Another attractive feature of our systems is the high-precision repositioning capability of the 2-axis (X and Y) Zeiss stage and the fact that no external stage controller is required (since the stage and joystick connect to the microscope). This allows the client to revisit points of interest within +/- 1 micron in X and Y and 10 nm in focus (Z axis) for the Z2m, 25 nm in focus for the M2m, using the microscope focus.

The execution of the FTD technique is a highly tedious process which our equipment not only simplifies, but for which it delivers a time saving estimated to be at least 85% for an experienced operator.
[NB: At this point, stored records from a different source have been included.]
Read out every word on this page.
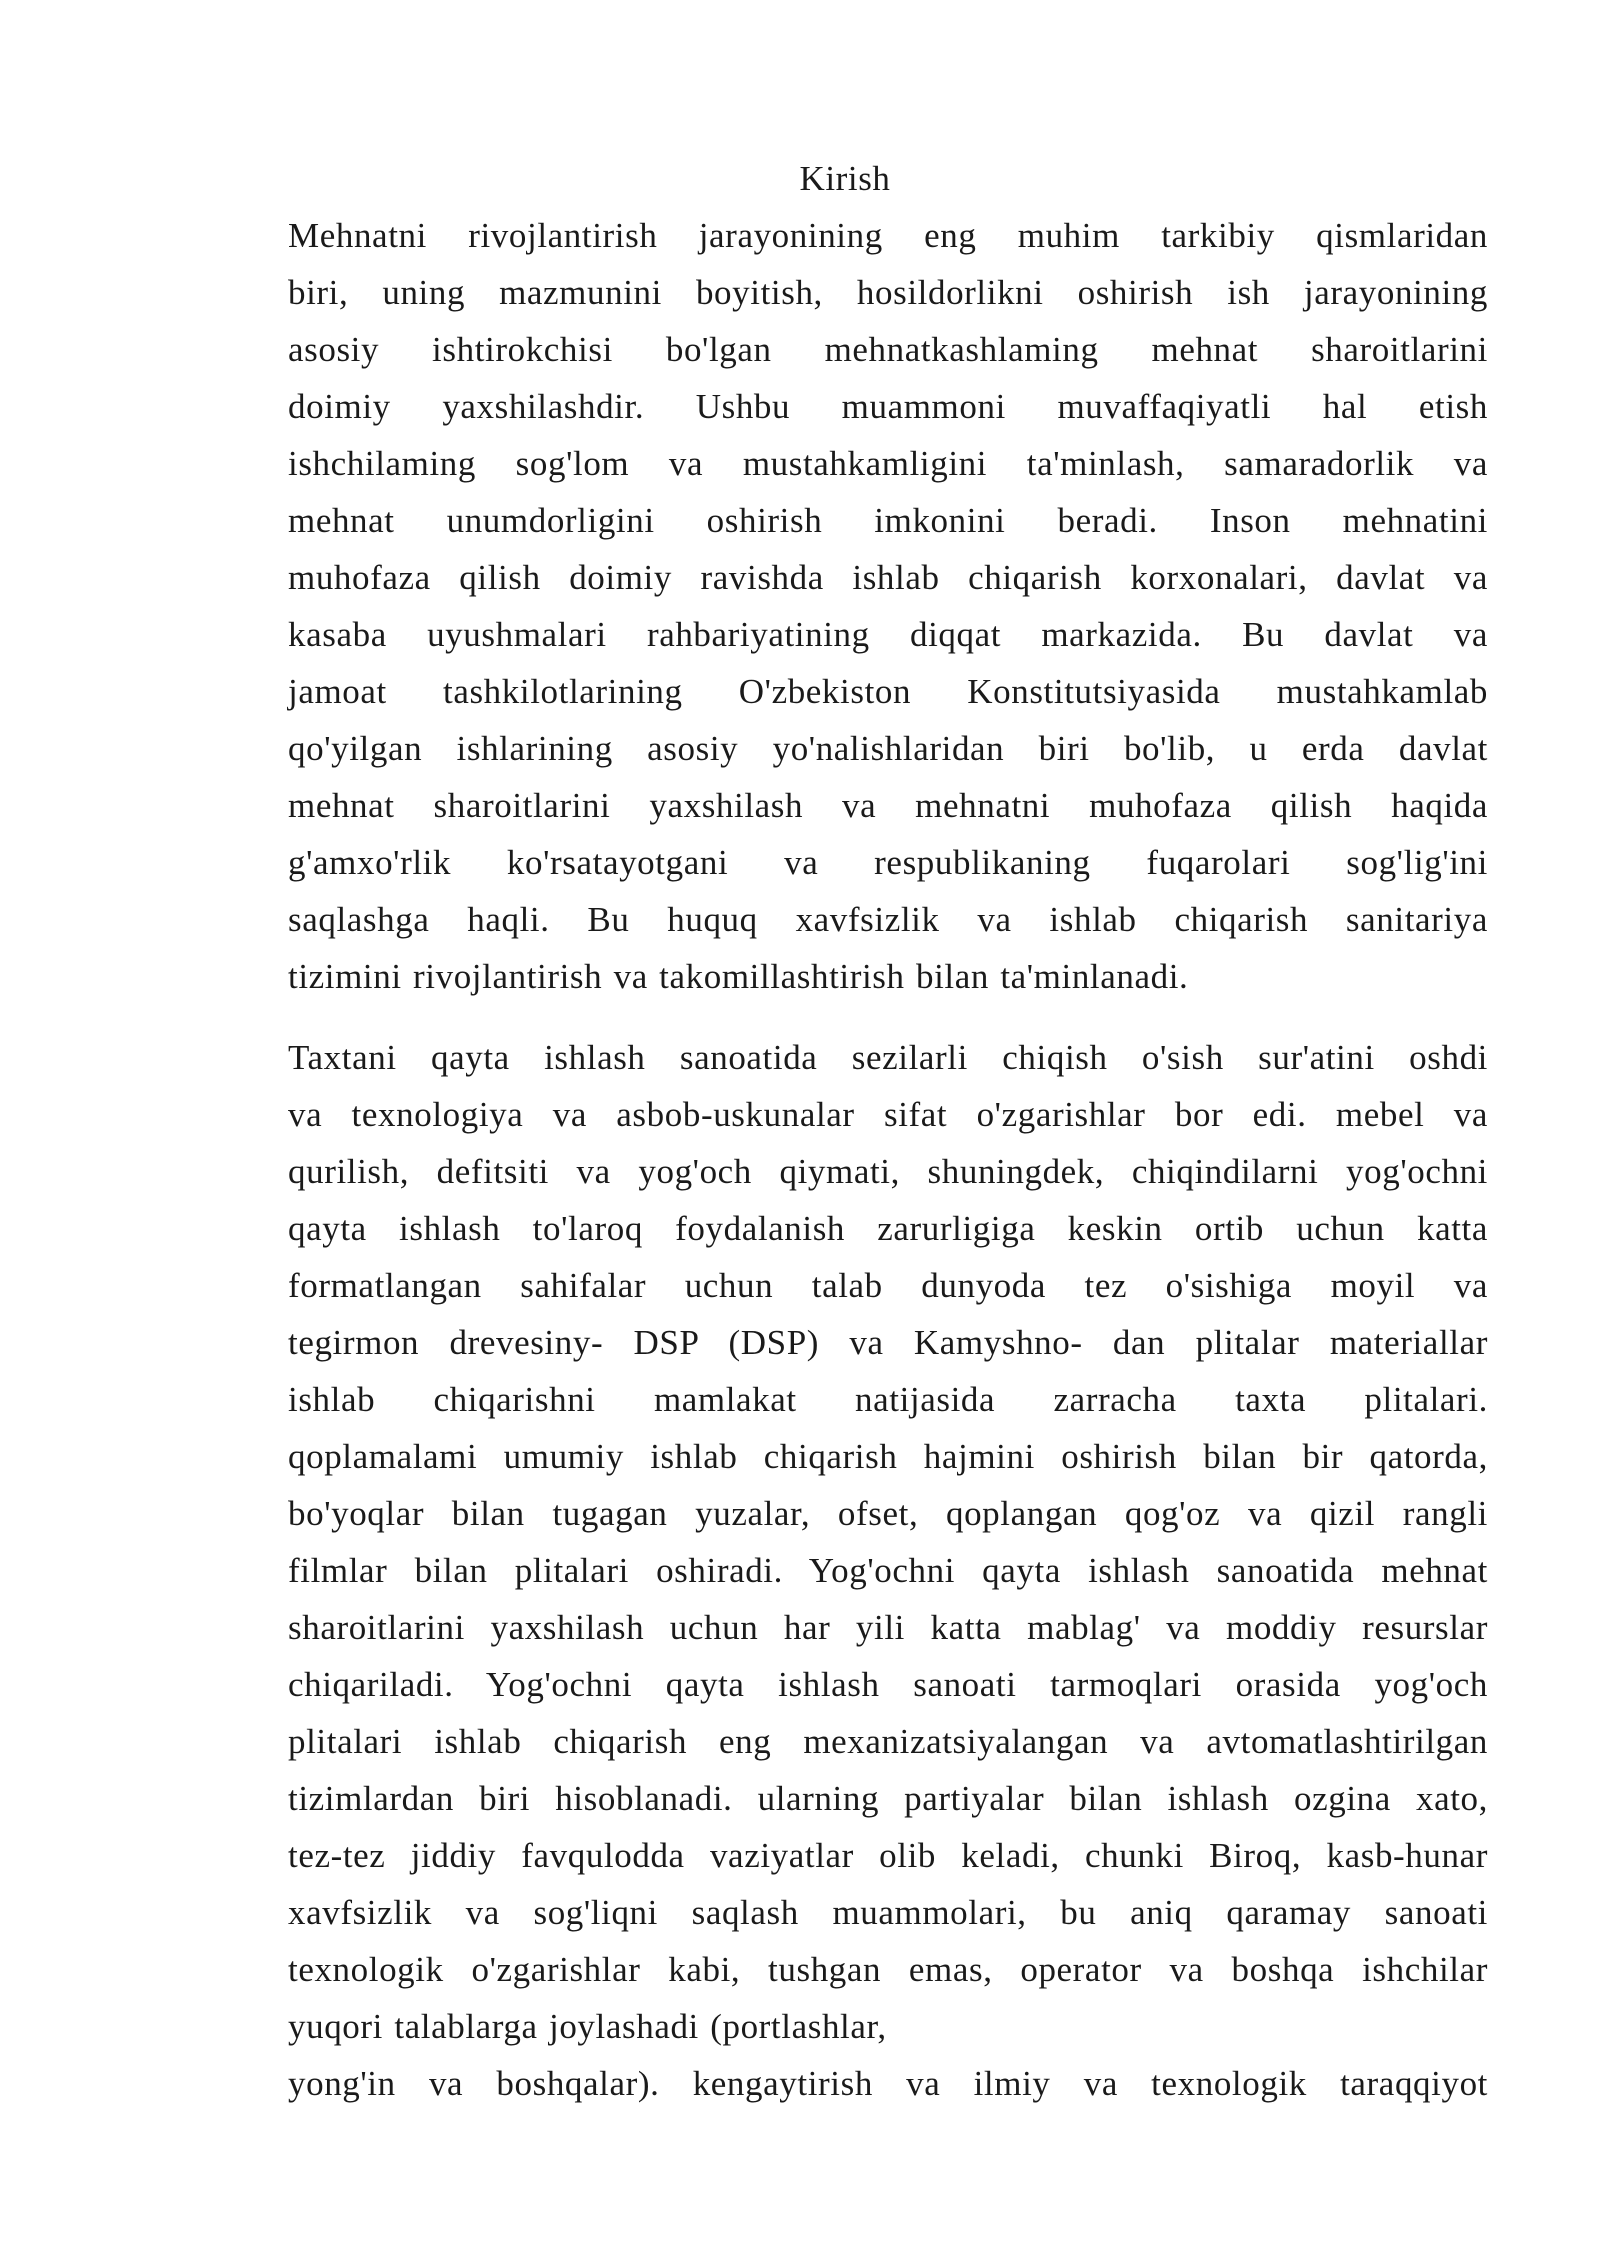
Kirish

Mehnatni rivojlantirish jarayonining eng muhim tarkibiy qismlaridan
biri, uning mazmunini boyitish, hosildorlikni oshirish ish jarayonining
asosiy ishtirokchisi bo'lgan mehnatkashlaming mehnat sharoitlarini
doimiy yaxshilashdir. Ushbu muammoni muvaffaqiyatli hal etish
ishchilaming sog'lom va mustahkamligini ta'minlash, samaradorlik va
mehnat unumdorligini oshirish imkonini beradi. Inson mehnatini
muhofaza qilish doimiy ravishda ishlab chiqarish korxonalari, davlat va
kasaba uyushmalari rahbariyatining diqqat markazida. Bu davlat va
jamoat tashkilotlarining O'zbekiston Konstitutsiyasida mustahkamlab
qo'yilgan ishlarining asosiy yo'nalishlaridan biri bo'lib, u erda davlat
mehnat sharoitlarini yaxshilash va mehnatni muhofaza qilish haqida
g'amxo'rlik ko'rsatayotgani va respublikaning fuqarolari sog'lig'ini
saqlashga haqli. Bu huquq xavfsizlik va ishlab chiqarish sanitariya
tizimini rivojlantirish va takomillashtirish bilan ta'minlanadi.

Taxtani qayta ishlash sanoatida sezilarli chiqish o'sish sur'atini oshdi
va texnologiya va asbob-uskunalar sifat o'zgarishlar bor edi. mebel va
qurilish, defitsiti va yog'och qiymati, shuningdek, chiqindilarni yog'ochni
qayta ishlash to'laroq foydalanish zarurligiga keskin ortib uchun katta
formatlangan sahifalar uchun talab dunyoda tez o'sishiga moyil va
tegirmon drevesiny- DSP (DSP) va Kamyshno- dan plitalar materiallar
ishlab chiqarishni mamlakat natijasida zarracha taxta plitalari.
qoplamalami umumiy ishlab chiqarish hajmini oshirish bilan bir qatorda,
bo'yoqlar bilan tugagan yuzalar, ofset, qoplangan qog'oz va qizil rangli
filmlar bilan plitalari oshiradi. Yog'ochni qayta ishlash sanoatida mehnat
sharoitlarini yaxshilash uchun har yili katta mablag' va moddiy resurslar
chiqariladi. Yog'ochni qayta ishlash sanoati tarmoqlari orasida yog'och
plitalari ishlab chiqarish eng mexanizatsiyalangan va avtomatlashtirilgan
tizimlardan biri hisoblanadi. ularning partiyalar bilan ishlash ozgina xato,
tez-tez jiddiy favqulodda vaziyatlar olib keladi, chunki Biroq, kasb-hunar
xavfsizlik va sog'liqni saqlash muammolari, bu aniq qaramay sanoati
texnologik o'zgarishlar kabi, tushgan emas, operator va boshqa ishchilar
yuqori talablarga joylashadi (portlashlar,

yong'in va boshqalar). kengaytirish va ilmiy va texnologik taraqqiyot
The latest, most exciting enhancement of Trackscan Plus (which is the result of a 3-year collaborative research project in conjunction with the FTD group at the University of Melbourne, which is headed by Professor A.J.W. Gleadow) is the development of a version of our software which incorporates fully automated counting of fission tracks, both on the apatite grain as well as on the mica for the EDM technique, and on the apatite grains for the La ICP-MS technique. This is a world-first achievement which follows decades of failed attempts by other groups - the many types of artefact and natural defects in apatite crystals, coupled with hitherto insufficiently sophisticated technology, have previously rendered such automation unachievable. In particular, the rise of much faster and more powerful computing hardware and software, as well as the advent of digital cameras with greater image resolution and smaller pixel sizes, have been the enabling factor for this wonderful enhancement of Trakscan. It is now possible to completely bypass a very tedious aspect of the FTD technique - the manual counting of tracks.

A further benefit which has accrued during the development of automated counting is that, because of the ability to store extremely high-quality 3-D images of the tracks in the apatite grain, the subsequent fate of the grain is no longer important. This means that destructive analytical techniques (eg. La ICP-MS analysis) can be employed, without the fear that the original track information will no longer be available. This, in turn, also means that it is possible to avoid the inconvenient and time-consuming nuclear bombardment of the apatite grains (which is currently required in order to elicit secondary emissions. These are in turn measured with a mica detector. The secondary emissions allow the uranium concentration in the apatite to be deduced). The La ICP-MS technique is able to quantify the concentrations of various elements directly, albeit destructively. But it also generates a much greater volume of information, which improves the statistics of the analysis. However, for those users who prefer to use the radiation-based external detector method (EDM), it is still possible to use our systems in this traditional manner, but with the additional convenience of being able to count the fission tracks automatically in both the apatite grain mount and the muscovite mica external detector material.